When I look for trading oportunities I do look for trend, because it makes the trading easier. But what I really look for is range, because thats what makes the trading easily profitable. A good trend adds reliability and predictability, but the average range tells us our average profit potential.

True range is simply, Max H - Min L. This can be written as a formula, but that requires multiple formulas for different time frames, and if you wish an average you will need multiple samplings over a larger time period. I have these formulas written and check them all the time to assess trading potential. This works well if you have chosen time frames and wish to assess potential.
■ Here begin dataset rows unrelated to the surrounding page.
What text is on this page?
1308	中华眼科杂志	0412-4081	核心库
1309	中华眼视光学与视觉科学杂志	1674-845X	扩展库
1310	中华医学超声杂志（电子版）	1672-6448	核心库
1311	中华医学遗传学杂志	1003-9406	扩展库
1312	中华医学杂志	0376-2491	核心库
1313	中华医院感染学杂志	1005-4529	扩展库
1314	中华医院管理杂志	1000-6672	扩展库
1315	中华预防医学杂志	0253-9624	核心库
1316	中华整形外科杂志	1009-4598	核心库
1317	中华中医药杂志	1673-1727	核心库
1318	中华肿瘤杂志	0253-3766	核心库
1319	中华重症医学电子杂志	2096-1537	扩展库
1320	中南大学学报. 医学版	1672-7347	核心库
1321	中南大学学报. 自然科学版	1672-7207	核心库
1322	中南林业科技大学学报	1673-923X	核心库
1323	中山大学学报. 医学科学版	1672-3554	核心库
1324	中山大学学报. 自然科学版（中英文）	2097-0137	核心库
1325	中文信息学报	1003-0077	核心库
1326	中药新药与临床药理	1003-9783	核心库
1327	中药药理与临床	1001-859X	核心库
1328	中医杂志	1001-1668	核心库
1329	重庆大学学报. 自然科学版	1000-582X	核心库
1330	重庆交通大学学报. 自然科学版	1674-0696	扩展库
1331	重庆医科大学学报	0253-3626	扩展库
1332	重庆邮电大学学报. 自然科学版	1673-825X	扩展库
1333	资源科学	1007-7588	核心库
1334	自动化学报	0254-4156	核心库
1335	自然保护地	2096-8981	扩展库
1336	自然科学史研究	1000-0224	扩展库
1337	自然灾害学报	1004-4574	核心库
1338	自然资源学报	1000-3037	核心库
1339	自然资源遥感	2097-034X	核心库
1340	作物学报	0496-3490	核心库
Anouther way is to use a True Range Indicator, same formula plotted as an indicator, or use the one that comes with many charting packages. I like this because you can change the time frame by changing the bar count and visually see the range and determine what the average is and where you are in respect to that average.

The ranges that I find most useful are, 5 day, 10 day, 20 day, and/or 15 min, 1 hour, 4 hour, depending on what your looking for, also daily, weekly, monthly can be useful.

Sorry for running on in your space. Just a little something that I use often that I thought might be of interest.

evi @ 7:19 pm

I thought market still in downtrend, with March 24 & February 26 hit the resistant line.

April 1, 2008

RichE @ 11:10 am

How’s this for trend?

Based on a pre-defined weighted trend formula for chart analysis, KEX scored +100 on a scale from -100 (strong downtrend) to +100 (strong uptrend):

+10 Last Hour Close Above 5 Hour Moving Average
+15 New 3 Day High on Monday
+20 Last Price Above 20 Day Moving Average
+25 New 3 Week High, Week Ending March 29th
+30 New 3 Month High in March

+100 Total Score

RichE @ 11:13 am

Oops forgot the credits, the trend formula is from Market Club, INO.COM Trend Analysis.